The United States has made another push for more influence in the Pacific, inviting a group of a dozen friends and neighbours to join a new regional alliance.

The Indo-Pacific Economic Framework is intended to "strengthen ties" across the region - with US President Joe Biden enthusiastic about his country's renewed interest in what's happening at the bottom of the world.

"The United States is deeply invested in the Indo-Pacific," he said.

"We’re committed for the long-haul, ready to champion our vision for a positive future for the region, together with friends and partners including the nations in this room."

But there's one country not invited - China.

The United States' play for more power and influence is no secret - but its new pact is already raising eyebrows in Beijing.

"Whatever the name of the regional cooperation framework, it should promote free trade instead of engaging in protectionism in disguise," said China's Foreign Ministry spokesman Wang Wenbin.

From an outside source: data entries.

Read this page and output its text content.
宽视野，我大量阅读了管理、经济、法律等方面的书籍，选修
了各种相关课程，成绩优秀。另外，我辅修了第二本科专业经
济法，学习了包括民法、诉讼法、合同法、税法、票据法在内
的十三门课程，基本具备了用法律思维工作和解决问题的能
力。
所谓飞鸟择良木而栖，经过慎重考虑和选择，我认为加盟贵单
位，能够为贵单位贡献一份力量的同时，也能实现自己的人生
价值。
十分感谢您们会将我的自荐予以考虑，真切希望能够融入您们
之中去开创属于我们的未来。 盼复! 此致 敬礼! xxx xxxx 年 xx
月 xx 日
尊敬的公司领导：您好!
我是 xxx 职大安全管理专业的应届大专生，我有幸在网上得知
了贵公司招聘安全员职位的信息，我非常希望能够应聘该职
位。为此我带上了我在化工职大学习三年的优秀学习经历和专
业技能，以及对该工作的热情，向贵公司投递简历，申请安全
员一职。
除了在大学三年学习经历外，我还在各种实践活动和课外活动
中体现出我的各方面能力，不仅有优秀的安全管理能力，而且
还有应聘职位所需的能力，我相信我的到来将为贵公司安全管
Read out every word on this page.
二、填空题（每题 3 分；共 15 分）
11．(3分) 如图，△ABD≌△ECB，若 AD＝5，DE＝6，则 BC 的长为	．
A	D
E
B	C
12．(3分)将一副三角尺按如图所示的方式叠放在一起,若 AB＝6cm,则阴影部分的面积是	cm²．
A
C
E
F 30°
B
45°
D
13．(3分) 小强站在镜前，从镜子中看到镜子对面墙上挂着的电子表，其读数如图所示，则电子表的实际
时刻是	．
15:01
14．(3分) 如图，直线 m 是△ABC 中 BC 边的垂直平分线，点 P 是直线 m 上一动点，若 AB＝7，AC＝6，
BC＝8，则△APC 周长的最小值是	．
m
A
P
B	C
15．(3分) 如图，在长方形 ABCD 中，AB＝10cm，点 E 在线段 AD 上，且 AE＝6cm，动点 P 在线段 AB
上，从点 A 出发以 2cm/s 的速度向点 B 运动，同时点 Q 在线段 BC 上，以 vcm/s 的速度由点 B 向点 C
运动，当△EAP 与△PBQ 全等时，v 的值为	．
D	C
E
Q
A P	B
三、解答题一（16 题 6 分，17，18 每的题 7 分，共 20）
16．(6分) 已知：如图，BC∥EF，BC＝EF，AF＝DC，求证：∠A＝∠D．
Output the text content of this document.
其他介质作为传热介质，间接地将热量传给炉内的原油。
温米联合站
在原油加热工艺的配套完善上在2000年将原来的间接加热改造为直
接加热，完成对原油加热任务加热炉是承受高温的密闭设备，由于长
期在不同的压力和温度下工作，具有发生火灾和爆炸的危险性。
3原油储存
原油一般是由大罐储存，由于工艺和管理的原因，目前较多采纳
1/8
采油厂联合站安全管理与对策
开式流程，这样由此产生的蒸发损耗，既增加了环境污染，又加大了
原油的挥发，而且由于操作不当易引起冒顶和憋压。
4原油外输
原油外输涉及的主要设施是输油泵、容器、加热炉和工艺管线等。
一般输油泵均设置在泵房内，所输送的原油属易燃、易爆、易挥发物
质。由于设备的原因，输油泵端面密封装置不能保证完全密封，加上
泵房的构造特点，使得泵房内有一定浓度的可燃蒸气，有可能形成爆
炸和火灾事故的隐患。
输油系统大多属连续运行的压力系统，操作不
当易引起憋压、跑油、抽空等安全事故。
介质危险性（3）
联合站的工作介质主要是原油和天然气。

China is about to embark on its own five-stop tour of the Pacific, with rumours a number of bilateral agreements will be signed, including with the Solomon Islands.

Regional security and the growing influence of China has seen the US actively seek out partnerships with Pacific allies since Biden came to power.

He went a step further in Tokyo, suggesting the US would forcefully push back against any Chinese aggression on Taiwan.

Asked if he was willing to militarily defend the island, Biden replied he would.

"That's a commitment we made," he said.

Prime Minister Jacinda Ardern has made it clear that Aotearoa joining the IPEF isn't about muscling anyone else out.

"This initiative comes at a time of challenge to our region's security and prosperity," she said.

"Together we can and will design a future that benefits all of our peoples. New Zealand ultimately aspires to the Indo-Pacific region to become freer and more open."

But the rising temperature will force New Zealand to walk a diplomatic tightrope.

The Prime Minister's trade trip across America begins tomorrow, and while there's a side dish of diplomacy being served - for now, being forced to choose between the United States and China, isn't on the agenda.